Sunday, March 19, 2017

Five years of blogging!

Wow! Last week marked the fifth anniversary of this blog. It has been rewarding to have conversations with my readers, often in person. Writing these posts helps to clarify my thinking, set goals, and share news of resources and art events, near and far.  And, of course, to share my own work and inspiration.

Almost without fail, I have been in the habit of posting twice a week. (This is post # 539. Can you believe it?) I may cut back on that a bit to allow more time for, um, making art.

Meanwhile, thank you for reading. And here is a little treat that will, I hope, brighten the day of any art-lover. Thank you, Jane, for passing this on.

Thursday, March 16, 2017

There is a crack in everything....

It has been almost four weeks since I posted here. Among other things, I have been working on my entry to a group show, the theme for which is the Leonard Cohen lyric for Anthem:

"Ring the bells that still can ring.
Forget your perfect offering.
There is a crack in everything.
That's how the light gets in."

When the group met a few days ago, it was clear that everyone had their own take on the meaning of the song. I have chosen to make a mixed media painting that references the international refugee crisis, an issue that is re-shaping the political dynamic all over the world.

The refugees have been forced from their homes and undertaken arduous journeys in the hope of finding safe harbour in an alien land. Will our door be opened to them? Will we build walls to keep them out?  Do we want to live in a society that welcomes newcomers? What is our responsibility to them?

Here are some photos to show the process I used to create this piece. I began with a 20" x 20" birch panel, and covered it with black gesso, front and sides.

I dug into my collection of antique papers. Over the years I have gathered lots of collage material: paper napkins, printed tissue, pages from old books and magazines, etc.

Soon I had covered the front and sides of the panel with text and images, glued on with matte gel medium. I had to be careful to eliminate bubbles and wrinkles, and to get a smooth finish at the edges and corners. Once the papers were dry, I used an x-acto knife to slice off the extra bits.

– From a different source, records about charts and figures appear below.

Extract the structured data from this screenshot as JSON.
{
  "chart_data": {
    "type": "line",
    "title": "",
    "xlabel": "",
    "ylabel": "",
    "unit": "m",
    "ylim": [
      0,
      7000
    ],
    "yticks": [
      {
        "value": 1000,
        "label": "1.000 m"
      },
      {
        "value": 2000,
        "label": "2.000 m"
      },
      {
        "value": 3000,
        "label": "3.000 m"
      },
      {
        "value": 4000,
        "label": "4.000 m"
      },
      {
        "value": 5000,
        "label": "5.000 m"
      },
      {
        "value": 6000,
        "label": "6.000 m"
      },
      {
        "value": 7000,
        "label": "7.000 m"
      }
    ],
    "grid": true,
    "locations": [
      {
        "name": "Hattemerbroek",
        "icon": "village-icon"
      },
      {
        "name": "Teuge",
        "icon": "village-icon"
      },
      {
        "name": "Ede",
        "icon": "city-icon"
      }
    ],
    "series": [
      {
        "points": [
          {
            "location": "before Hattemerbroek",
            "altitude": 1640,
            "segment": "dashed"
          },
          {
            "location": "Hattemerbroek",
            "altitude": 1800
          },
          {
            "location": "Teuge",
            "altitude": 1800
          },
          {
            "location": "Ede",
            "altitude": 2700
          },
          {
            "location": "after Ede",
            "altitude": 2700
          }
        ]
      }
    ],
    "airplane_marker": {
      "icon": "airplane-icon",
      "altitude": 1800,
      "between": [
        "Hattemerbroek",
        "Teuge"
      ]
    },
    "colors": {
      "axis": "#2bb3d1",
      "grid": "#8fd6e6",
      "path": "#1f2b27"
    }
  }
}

Next, I clipped some relevant headlines from the daily newspaper, and arranged them randomly, fixing them with more acrylic medium. Then I applied a dilute coat of matte medium to the entire surface. This served to protect the newsprint collage, because I knew I was going to be applying paint and also lifting paint off, calibrating the lights and darks. That extra coat of medium gave me more flexibility to adjust the paint coverage without damaging the underlayer of collage.

I used a small brayer to add patchy glazes of Yellow Ochre, Payne's Gray and Raw Umber, lightened with Titanium White. The paint was mixed with Glazing Medium to create some transparency. This formed the background, partially obscuring the text. I intended that the drawing of the eye would be the focal point, and kept it lighter than the other areas. I used stencils and stamps to add texture and interest in a cruciform shape, radiating out from the eye.

Darker paint was added to enhance the cruciform shape, further obscuring the printed background. Lighter textures reinforced the lighter "spokes" of the cruciform.

At this point the headlines were barely visible. I went back in with some alcohol and lifted some of the paint off them.

The lightened strips of headlines were now too prominent, and they were fighting with the "eye" for attention. So it was time to knock them back, by adding more transparent layers of dark paint. At the same time, more textural detail in Naples Yellow and Gold emphasized the cruciform structure.

Finally, a balance was achieved between the legibility and obscurity of the headlines. The eye is dominant and the lights and darks support the structure of the composition. And, up close, some of the headlines are legible.

Some detail shots are below:

I may make further adjustments to the piece before putting on a final coat of matte medium, which will serve to protect the surface. 

The group will be getting together in April to give progress reports and to talk about possible venues for our show.  I look forward to listening as each artist talks about their process. It will be exciting to see the range of technique and the various responses to the theme.